ExtractVisualObjects(Boolean, Boolean)¶

Extracts the page content as a list of visual objects.

public PDFVisualObjectCollection ExtractVisualObjects(bool includeImageData, bool keepGraphicContainers)

Parameters

includeImageData Boolean
True if image data should be extracted and decoded.

keepGraphicContainers Boolean
True if the list of objects should preserve the graphic containers such as form XObjects.

Returns

PDFVisualObjectCollection
The list of visual objects that are displayed on the page.

Remarks

Image data should be extracted only if the images need to be saved for later processing because this operation can take a significant amount of time, depending on the number of images and how they are encoded.

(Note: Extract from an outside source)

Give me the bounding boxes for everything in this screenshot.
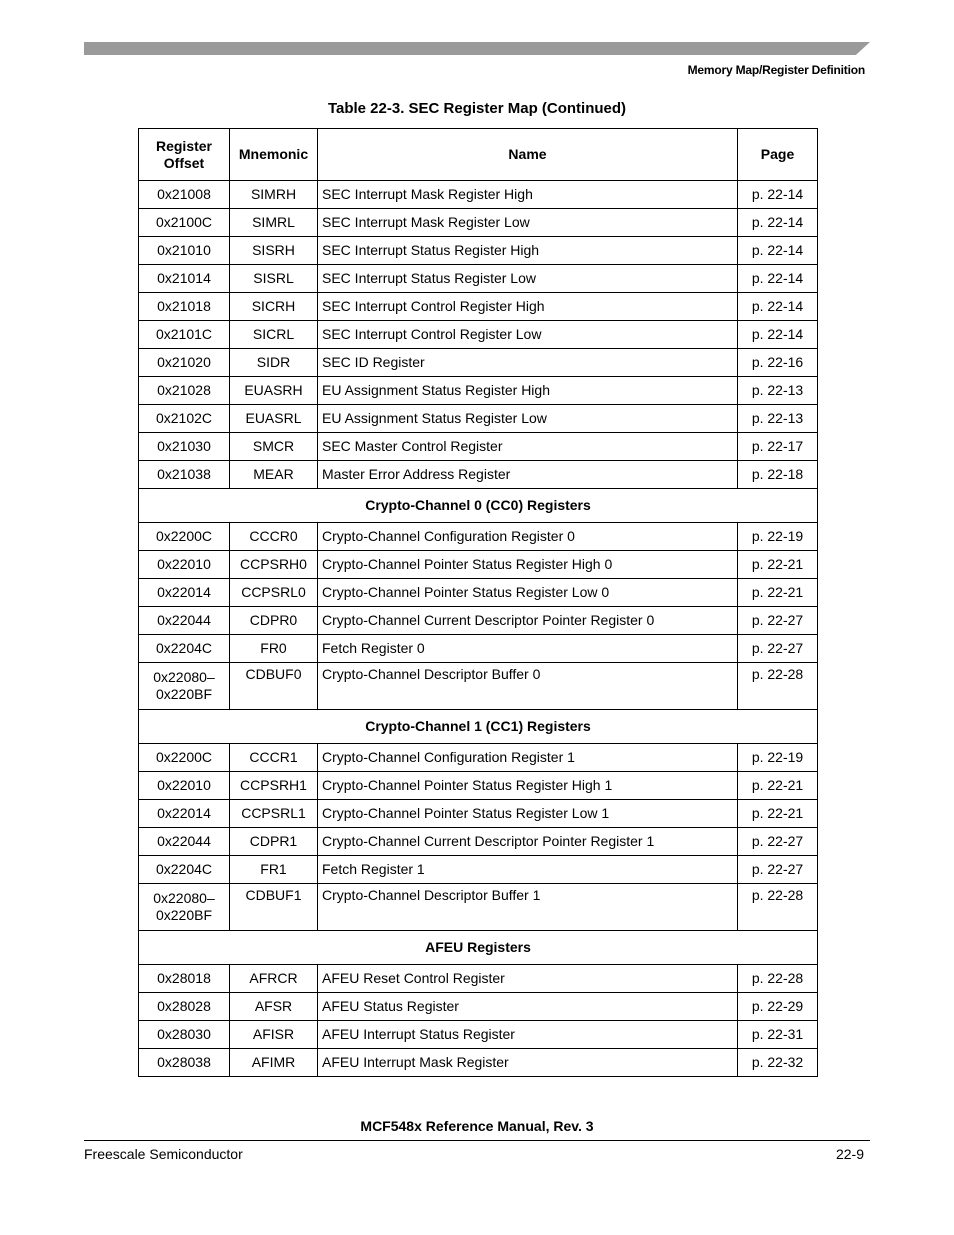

ExtractVisualObjects(Boolean, Boolean, PDFContentExtractionContext)¶

Extracts the page content as a list of visual objects.

public PDFVisualObjectCollection ExtractVisualObjects(bool includeImageData, bool keepGraphicContainers, PDFContentExtractionContext context)

Parameters

includeImageData Boolean
True if image data should be extracted and decoded.

keepGraphicContainers Boolean
True if the list of objects should preserve the graphic containers such as form XObjects.

context PDFContentExtractionContext
Context for content extraction

Returns

PDFVisualObjectCollection
The list of visual objects that are displayed on the page.

Remarks

Image data should be extracted only if the images need to be saved for later processing because this operation can take a significant amount of time, depending on the number of images and how they are encoded.

ExtractWords()¶

Extracts the text from the PDF page as a collection of words.

public PDFTextWordCollection ExtractWords()

Returns

PDFTextWordCollection
A collection of words on the page.

ExtractWords(PDFContentExtractionContext)¶

Extracts the text from the PDF page as a collection of words.

public PDFTextWordCollection ExtractWords(PDFContentExtractionContext context)

Parameters

context PDFContentExtractionContext
Context for text extraction.

Returns

PDFTextWordCollection
A collection of words on the page.

SearchText(String)¶

Searches the page content for the specified text.

public PDFTextSearchResultCollection SearchText(string text)

Parameters

text String
Text to find in page content.

Returns

PDFTextSearchResultCollection
A collection of zero or more search results.

SearchText(String, PDFTextSearchOptions)¶

Searches the page content for the specified text.

public PDFTextSearchResultCollection SearchText(string text, PDFTextSearchOptions searchOptions)

Parameters

text String
Text to find in page content.

searchOptions PDFTextSearchOptions
A set of options that specify how the text search should be performed.

Returns

PDFTextSearchResultCollection
A collection of zero or more search results.

SearchText(String, PDFTextSearchOptions, PDFContentExtractionContext)¶

Searches the page content for the specified text.

public PDFTextSearchResultCollection SearchText(string text, PDFTextSearchOptions searchOptions, PDFContentExtractionContext context)

Parameters

text String
Text to find in page content.

searchOptions PDFTextSearchOptions
A set of options that specify how the text search should be performed.

context PDFContentExtractionContext
Context for text extraction.

Returns

PDFTextSearchResultCollection
A collection of zero or more search results.